Dylan Mingo

No. 5 – Baylor Bears
- Position: Point guard / shooting guard
- Conference: Big 12 Conference

Personal information
- Born: October 6, 2008 (age 17)
- Listed height: 6 ft 5 in (1.96 m)
- Listed weight: 185 lb (84 kg)

Career information
- High school: Long Island Lutheran (Brookville, New York)
- College: Baylor (2026–present)

= Dylan Mingo =

American basketball player

Dylan Mingo (born October 6, 2008) is an American college basketball player for the Baylor Bears of the Big 12 Conference. He is a five-star prospect and one of the top recruits in the class of 2026.

On February 17, 2026, Mingo committed to play college basketball for the North Carolina Tar Heels, but decommitted on April 13, after the firing of head coach Hubert Davis.

==Early life==
Mingo is from Farmingdale, New York. He has two brothers, Dalique and Kayden, both of whom played basketball; Mingo was teammates with Kayden growing up and in high school. In eighth grade, Mingo played for the basketball team at Farmingdale High School, averaging 13.8 points. He then attended, with his brother, Long Island High School in Brookville, New York, being a four-year member of the varsity team. He averaged 6.4 points as a sophomore.

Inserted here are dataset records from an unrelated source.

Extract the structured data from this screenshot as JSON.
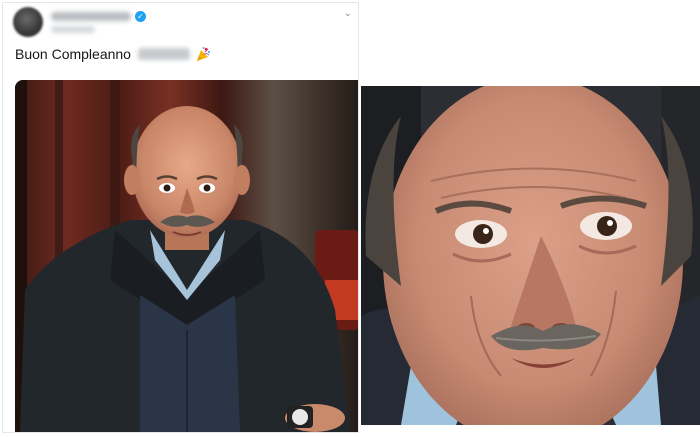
{
  "tweet": {
    "text": "Buon Compleanno",
    "verified_icon": "verified-badge-icon",
    "menu_icon": "chevron-down-icon",
    "emoji": "party-popper-icon"
  },
  "media": {
    "primary_image": "photo-man-seated-in-studio",
    "secondary_image": "photo-man-face-closeup"
  },
  "colors": {
    "verified": "#1da1f2",
    "text": "#14171a",
    "card_border": "#e1e8ed"
  }
}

As a junior, Mingo averaged 14.1 points, 5.3 rebounds, 3.3 assists, and 2.1 steals per game while helping Long Island to a record of 22–7, earning selection to the MaxPreps Junior All-American third-team. In 2025, he was named MVP of the NBPA Top 100 Camp. He also played for the PSA Cardinals of the Nike Elite Youth Basketball League (EYBL), averaging 19.3 points, 7.8 rebounds, 2.6 assists, and 2.3 steals.

A consensus five-star recruit, Mingo is ranked one of the top-10 prospects in the class of 2026. He is also the top-ranked recruit in New York.